ASB10 gene knockdown by shRNA lentivirus. (A) Immunofluorescence of HTM cells mock-infected (left) or infected with control shRNA lentivirus (center) or shASB10 lentivirus (right) using an ASB10 polyclonal antibody. DAPI stains the nucleus (blue). Inset shows a negative control with PBS instead of primary antibody. Scale bars, 20 µm. (B) qRT-PCR analysis of HTM cells infected with 10⁶ pfus of shASB10 or control shRNA lentivirus. (C) Western analysis of ASB10 protein knockdown in HTM cells using the polyclonal antibody. HTM cells were infected with 10⁶ pfus of shASB10 or control shRNA lentivirus for 6 days. Molecular weight markers are shown (kDa).

Figure 10.

Effects of shASB10 on outflow facility in human anterior segment perfusion culture. (A) shASB10 or control shRNA lentivirus was applied to human anterior segments in perfusion culture at time point 0. The number of replicates is shown. Error bars represent the standard error of the mean. Outflow facility was measured for a further 5 days. *P = 0.002 flow rates just prior to application versus at 120 h as determined by a paired Student's t-test. **P = 0.01 control shRNA versus shASB10 by an unpaired Student's t-test. (B) qRT-PCR of ASB10 mRNA levels in TM tissue extracts after outflow experiments.

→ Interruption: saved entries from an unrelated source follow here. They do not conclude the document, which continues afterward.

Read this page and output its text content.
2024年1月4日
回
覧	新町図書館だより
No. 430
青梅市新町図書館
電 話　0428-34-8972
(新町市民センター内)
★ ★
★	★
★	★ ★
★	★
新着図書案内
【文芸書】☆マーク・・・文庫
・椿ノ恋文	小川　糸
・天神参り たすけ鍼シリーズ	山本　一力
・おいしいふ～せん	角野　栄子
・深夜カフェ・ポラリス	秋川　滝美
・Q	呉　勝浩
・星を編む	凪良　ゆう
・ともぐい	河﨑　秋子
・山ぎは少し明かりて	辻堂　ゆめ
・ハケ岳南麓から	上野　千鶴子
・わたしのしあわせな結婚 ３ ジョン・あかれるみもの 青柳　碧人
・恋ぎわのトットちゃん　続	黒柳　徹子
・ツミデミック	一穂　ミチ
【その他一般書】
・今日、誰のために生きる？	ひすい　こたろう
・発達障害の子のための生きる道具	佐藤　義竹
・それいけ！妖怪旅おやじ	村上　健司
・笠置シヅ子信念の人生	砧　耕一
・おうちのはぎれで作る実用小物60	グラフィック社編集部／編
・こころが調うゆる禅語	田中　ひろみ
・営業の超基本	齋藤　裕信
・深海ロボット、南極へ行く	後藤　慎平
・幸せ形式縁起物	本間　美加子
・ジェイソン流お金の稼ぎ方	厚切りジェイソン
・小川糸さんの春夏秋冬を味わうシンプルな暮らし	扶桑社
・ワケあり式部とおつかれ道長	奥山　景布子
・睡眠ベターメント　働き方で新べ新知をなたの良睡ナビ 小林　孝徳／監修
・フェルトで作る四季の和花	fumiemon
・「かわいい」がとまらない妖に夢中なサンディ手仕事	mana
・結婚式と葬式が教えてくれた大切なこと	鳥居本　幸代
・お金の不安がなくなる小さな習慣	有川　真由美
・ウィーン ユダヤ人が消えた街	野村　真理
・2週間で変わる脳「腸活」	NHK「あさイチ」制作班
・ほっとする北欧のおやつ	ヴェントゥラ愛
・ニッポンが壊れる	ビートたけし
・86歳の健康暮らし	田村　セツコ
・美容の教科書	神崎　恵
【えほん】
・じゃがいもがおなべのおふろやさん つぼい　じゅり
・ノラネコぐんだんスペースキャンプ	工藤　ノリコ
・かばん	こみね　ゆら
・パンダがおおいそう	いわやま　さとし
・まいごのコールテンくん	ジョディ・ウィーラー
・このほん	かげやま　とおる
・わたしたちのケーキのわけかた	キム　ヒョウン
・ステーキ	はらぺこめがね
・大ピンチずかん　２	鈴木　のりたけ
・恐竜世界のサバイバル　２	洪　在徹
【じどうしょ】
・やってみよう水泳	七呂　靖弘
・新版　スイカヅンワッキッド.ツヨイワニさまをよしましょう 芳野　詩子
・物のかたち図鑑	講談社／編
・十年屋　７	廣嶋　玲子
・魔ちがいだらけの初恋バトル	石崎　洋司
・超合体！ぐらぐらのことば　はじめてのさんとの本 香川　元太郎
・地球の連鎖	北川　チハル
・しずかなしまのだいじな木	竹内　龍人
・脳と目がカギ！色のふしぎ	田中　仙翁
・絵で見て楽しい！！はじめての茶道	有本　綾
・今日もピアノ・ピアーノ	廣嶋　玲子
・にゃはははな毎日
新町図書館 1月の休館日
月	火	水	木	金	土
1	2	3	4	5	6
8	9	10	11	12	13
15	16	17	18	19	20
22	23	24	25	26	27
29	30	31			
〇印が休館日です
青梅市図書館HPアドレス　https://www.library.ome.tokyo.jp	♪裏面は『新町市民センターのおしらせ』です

ASB10 mRNA levels were reduced ∼95% in shASB10-infected TM (n = 5) when compared with control-infected TM (n = 3). *P = 0.02 as determined by an unpaired Students's t-test. (C, D) ASB10 immunostaining (red) of tissue post-silencing of control (C) and shASB10-infected (D) TM. Fibronectin (green) was used as a counter-stain in both images. Note that the confocal settings were identical for each image and the images were representative of five shASB10-infected eyes and three controls. DAPI was used to stain the nuclei blue. Scale bars, 20 µm.